Toma-butter, while out rivaling in production any other individual output of the Greco Canning Company does not overshadow the combined quantities of spinach, apricots, string beans, peaches, and “plain tomatoes”. This year’s business will aggregate more than $1,000,000 That’s a nice “little business” for a firm that started in 1913. V. V. Greco is executive head of the industry, Leal Davis superintendent of the cannery and Nicholas R. Greco secretary.

This year the number of employees is between four and five hundred.

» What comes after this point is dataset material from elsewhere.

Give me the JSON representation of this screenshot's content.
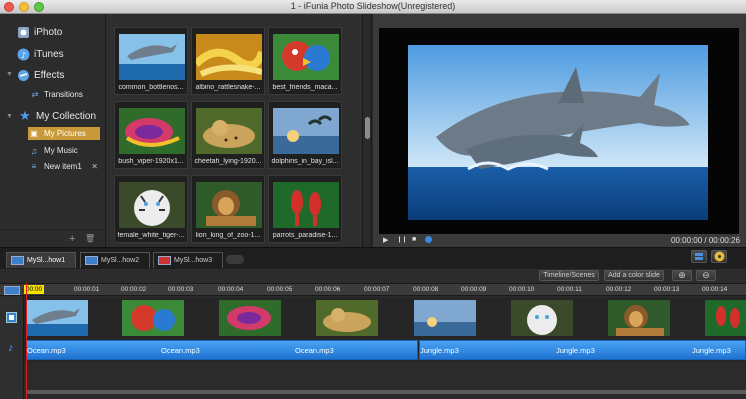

Last year’s payroll, exclusive of employees hired by the month, was $9,540.70. Some experienced workers are making from $45 to $48 a week and at the canning table there are women who earn not less than $10 a day. Over 20 cottages house the “resident” employees who come for the season and a kindergarten takes care of the juvenile contingent. They have swings and slides and sand piles and a kindly woman to “mother” them.

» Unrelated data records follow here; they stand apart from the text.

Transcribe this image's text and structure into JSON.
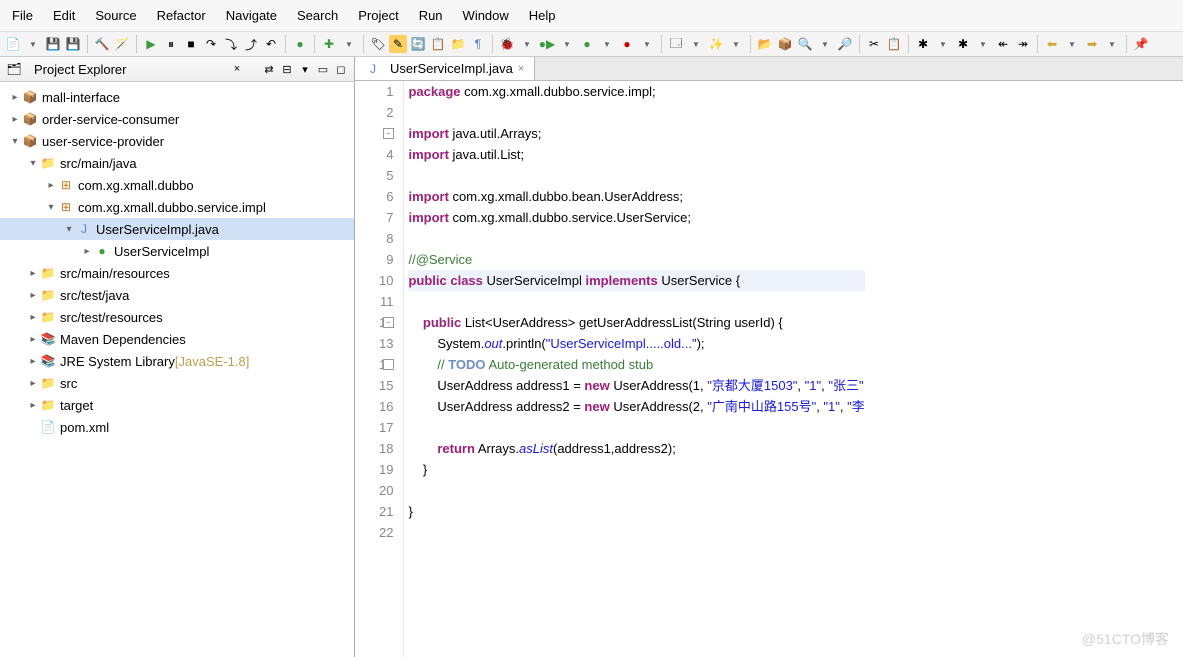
{
  "menus": [
    "File",
    "Edit",
    "Source",
    "Refactor",
    "Navigate",
    "Search",
    "Project",
    "Run",
    "Window",
    "Help"
  ],
  "explorer": {
    "title": "Project Explorer",
    "items": [
      {
        "d": 0,
        "t": ">",
        "i": "📦",
        "cls": "pkg",
        "label": "mall-interface"
      },
      {
        "d": 0,
        "t": ">",
        "i": "📦",
        "cls": "pkg",
        "label": "order-service-consumer"
      },
      {
        "d": 0,
        "t": "v",
        "i": "📦",
        "cls": "pkg",
        "label": "user-service-provider"
      },
      {
        "d": 1,
        "t": "v",
        "i": "📁",
        "cls": "fld",
        "label": "src/main/java"
      },
      {
        "d": 2,
        "t": ">",
        "i": "⊞",
        "cls": "pkg",
        "label": "com.xg.xmall.dubbo"
      },
      {
        "d": 2,
        "t": "v",
        "i": "⊞",
        "cls": "pkg",
        "label": "com.xg.xmall.dubbo.service.impl"
      },
      {
        "d": 3,
        "t": "v",
        "i": "J",
        "cls": "jfile",
        "label": "UserServiceImpl.java",
        "sel": true
      },
      {
        "d": 4,
        "t": ">",
        "i": "●",
        "cls": "cls",
        "label": "UserServiceImpl"
      },
      {
        "d": 1,
        "t": ">",
        "i": "📁",
        "cls": "fld",
        "label": "src/main/resources"
      },
      {
        "d": 1,
        "t": ">",
        "i": "📁",
        "cls": "fld",
        "label": "src/test/java"
      },
      {
        "d": 1,
        "t": ">",
        "i": "📁",
        "cls": "fld",
        "label": "src/test/resources"
      },
      {
        "d": 1,
        "t": ">",
        "i": "📚",
        "cls": "jar",
        "label": "Maven Dependencies"
      },
      {
        "d": 1,
        "t": ">",
        "i": "📚",
        "cls": "jar",
        "label": "JRE System Library",
        "suffix": " [JavaSE-1.8]"
      },
      {
        "d": 1,
        "t": ">",
        "i": "📁",
        "cls": "fld",
        "label": "src"
      },
      {
        "d": 1,
        "t": ">",
        "i": "📁",
        "cls": "fld",
        "label": "target"
      },
      {
        "d": 1,
        "t": " ",
        "i": "📄",
        "cls": "pom",
        "label": "pom.xml"
      }
    ]
  },
  "editor": {
    "tab": "UserServiceImpl.java",
    "lines": [
      {
        "n": 1,
        "tokens": [
          {
            "c": "kw",
            "t": "package"
          },
          {
            "t": " com.xg.xmall.dubbo.service.impl;"
          }
        ]
      },
      {
        "n": 2,
        "tokens": []
      },
      {
        "n": 3,
        "fold": "-",
        "tokens": [
          {
            "c": "kw",
            "t": "import"
          },
          {
            "t": " java.util.Arrays;"
          }
        ]
      },
      {
        "n": 4,
        "tokens": [
          {
            "c": "kw",
            "t": "import"
          },
          {
            "t": " java.util.List;"
          }
        ]
      },
      {
        "n": 5,
        "tokens": []
      },
      {
        "n": 6,
        "tokens": [
          {
            "c": "kw",
            "t": "import"
          },
          {
            "t": " com.xg.xmall.dubbo.bean.UserAddress;"
          }
        ]
      },
      {
        "n": 7,
        "tokens": [
          {
            "c": "kw",
            "t": "import"
          },
          {
            "t": " com.xg.xmall.dubbo.service.UserService;"
          }
        ]
      },
      {
        "n": 8,
        "tokens": []
      },
      {
        "n": 9,
        "tokens": [
          {
            "c": "cmt",
            "t": "//@Service"
          }
        ]
      },
      {
        "n": 10,
        "hl": true,
        "tokens": [
          {
            "c": "kw",
            "t": "public class"
          },
          {
            "t": " UserServiceImpl "
          },
          {
            "c": "kw",
            "t": "implements"
          },
          {
            "t": " UserService {"
          }
        ]
      },
      {
        "n": 11,
        "tokens": []
      },
      {
        "n": 12,
        "fold": "-",
        "tokens": [
          {
            "t": "    "
          },
          {
            "c": "kw",
            "t": "public"
          },
          {
            "t": " List<UserAddress> getUserAddressList(String userId) {"
          }
        ]
      },
      {
        "n": 13,
        "tokens": [
          {
            "t": "        System."
          },
          {
            "c": "ital",
            "t": "out"
          },
          {
            "t": ".println("
          },
          {
            "c": "str",
            "t": "\"UserServiceImpl.....old...\""
          },
          {
            "t": ");"
          }
        ]
      },
      {
        "n": 14,
        "fold": " ",
        "tokens": [
          {
            "t": "        "
          },
          {
            "c": "cmt",
            "t": "// "
          },
          {
            "c": "todo",
            "t": "TODO"
          },
          {
            "c": "cmt",
            "t": " Auto-generated method stub"
          }
        ]
      },
      {
        "n": 15,
        "tokens": [
          {
            "t": "        UserAddress address1 = "
          },
          {
            "c": "kw",
            "t": "new"
          },
          {
            "t": " UserAddress(1, "
          },
          {
            "c": "str",
            "t": "\"京都大厦1503\""
          },
          {
            "t": ", "
          },
          {
            "c": "str",
            "t": "\"1\""
          },
          {
            "t": ", "
          },
          {
            "c": "str",
            "t": "\"张三\""
          }
        ]
      },
      {
        "n": 16,
        "tokens": [
          {
            "t": "        UserAddress address2 = "
          },
          {
            "c": "kw",
            "t": "new"
          },
          {
            "t": " UserAddress(2, "
          },
          {
            "c": "str",
            "t": "\"广南中山路155号\""
          },
          {
            "t": ", "
          },
          {
            "c": "str",
            "t": "\"1\""
          },
          {
            "t": ", "
          },
          {
            "c": "str",
            "t": "\"李"
          }
        ]
      },
      {
        "n": 17,
        "tokens": []
      },
      {
        "n": 18,
        "tokens": [
          {
            "t": "        "
          },
          {
            "c": "kw",
            "t": "return"
          },
          {
            "t": " Arrays."
          },
          {
            "c": "ital",
            "t": "asList"
          },
          {
            "t": "(address1,address2);"
          }
        ]
      },
      {
        "n": 19,
        "tokens": [
          {
            "t": "    }"
          }
        ]
      },
      {
        "n": 20,
        "tokens": []
      },
      {
        "n": 21,
        "tokens": [
          {
            "t": "}"
          }
        ]
      },
      {
        "n": 22,
        "tokens": []
      }
    ]
  },
  "watermark": "@51CTO博客"
}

A fully equipped machine shop operating all the year round is a unique feature of the Greco Cannery. This speeds production by eliminating long waits for necessary repairs.

‘Cots are almost finished and string beans are “strung” from one end of the big plant to the other. The canning process is interesting. The beans, fresh, crisp, and almost stringless, are “strung” graded, washed and blanched. They come from the blanching machine with a bright green color. Before each worker at the long table there is a mold just the size of the inside of the can. This mold his “hinged” and opens like an old-fashioned bracelet. Into the mold the beans are laid as evenly as stalks of asparagus. This gives the name of “asparagus pack” to the best grade of string beans. The mold is closed and the ends trimmed. Then the mold is placed over the can and the contents “thumped” energetically into place. While the worker reaches for more beans to fill the mold the full cans hustle away “per conveyor” to be filled with a mild salt solution, capped and cooked, labeled, packed, and hurried to the cars that wait at the door of the warehouse. The ends trimmed from the “asparagus pack” are not wasted. They are thoroughly washed, packed into hurrying cans, and labeled “second grade.” The next time you order string beans in a restaurant you’ll understand why they are “cut up.” A visit to the cannery convinces one that there’s enough string beans for the whole world! At the Greco plant six cars of fruit and vegetables rolled away at once-bound for Liverpool. Canned California climate goes everywhere.

The Greco “Brands” are interesting. “De Luxe” is the best grade. “Korona”, second and “Alta Villa” the standard. Watch for “Toma-butter.” Its advertising will put San Jose “on the map” in a new way!